56. The gene expression information management method according to claim 18, further comprising:

an image comparison step of comparing two or more pieces of the image data based on at least one of the image data, the base sequences, the expression levels, the information on the extracted tissue, the information on the growth stage or the ageing stage of the extracted tissue, the information as to whether the gene expression is observed, and the information on the region in which the gene expression is observed; and

a difference extraction step of extracting a difference among the two or more pieces of the image data based on a comparison result of the image comparison step.

57. The gene expression information management method according to claim 18, further comprising:

a three-dimensional image creation step of creating a three-dimensional image from two or more pieces of the image data; and

an expression level simulation step of simulating expression levels in the three-dimensional image from the expression levels in the image data.

58. The gene expression information management method according to claim 18, further comprising:

a genetic locus specification step of specifying a genetic locus on a chromosome in which the base sequences are present;

a chromosome map creation step of creating a chromosome map by mapping information on the base sequences on the genetic locus of the chromosome; and

a chromosome map display step of displaying the chromosome map created at the chromosome map creation step.
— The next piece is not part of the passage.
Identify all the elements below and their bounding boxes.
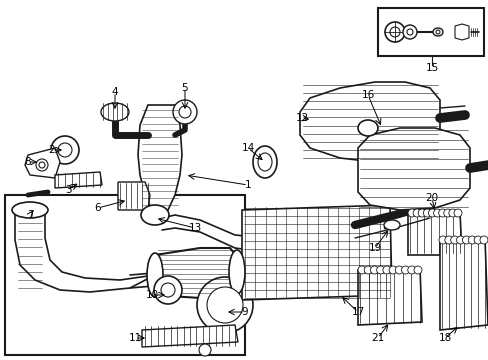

59. The computer program according to claim 33, wherein

the gene expression information management method further comprises an annotation information storage step of storing at least one of information on an extracted tissue, information on a growth stage or an ageing stage of the extracted tissue, information as to whether gene expression is observed, and information on a region in which the gene expression is observed while making the at least one information correspond to the image data, and

at the display step, at least one of the information on the extracted tissue, the information on the growth stage or the ageing stage of the extracted tissue, the information as to whether the gene expression is observed, and the information on the region in which the gene expression is observed is displayed while making the at least one information correspond to the image data.

60. The computer program according to claim 33, wherein

the gene expression information management method further comprises an expression level estimation step of estimating expression levels of the genes in the image data based on one of or both of the image data and the base sequences.
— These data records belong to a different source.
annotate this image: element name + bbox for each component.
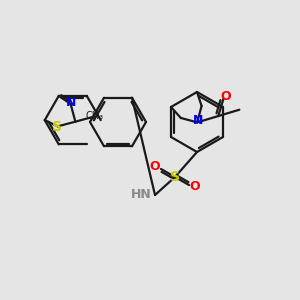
Text: O: O xyxy=(220,90,231,103)
Text: S: S xyxy=(52,120,62,134)
Text: O: O xyxy=(150,160,160,173)
Text: O: O xyxy=(190,181,200,194)
Text: HN: HN xyxy=(131,188,152,200)
Text: N: N xyxy=(193,114,203,127)
Text: N: N xyxy=(65,96,76,110)
Text: S: S xyxy=(170,170,180,184)
Text: CH₃: CH₃ xyxy=(85,111,104,122)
61. The computer program according to claim 33, wherein

the gene expression information management method further comprises:

an image comparison step of comparing two or more pieces of the image data based on at least one of the image data, the base sequences, the expression levels, the information on the extracted tissue, the information on the growth stage or the ageing stage of the extracted tissue, the information as to whether the gene expression is observed, and the information on the region in which the gene expression is observed; and

a difference extraction step of extracting a difference among the two or more pieces of the image data based on a comparison result of the image comparison step.

62. The computer program according to claim 33, wherein

the gene expression information management method further comprises:

a three-dimensional image creation step of creating a three-dimensional image from two or more pieces of the image data; and

an expression level simulation step of simulating expression levels in the three-dimensional image from the expression levels in the image data.

63. The computer program according to claim 33, wherein

the gene expression information management method further comprises:

a genetic locus specification step of specifying a genetic locus on a chromosome in which the base sequences are present;

a chromosome map creation step of creating a chromosome map by mapping information on the base sequences on the genetic locus of the chromosome; and

a chromosome map display step of displaying the chromosome map created at the chromosome map creation step.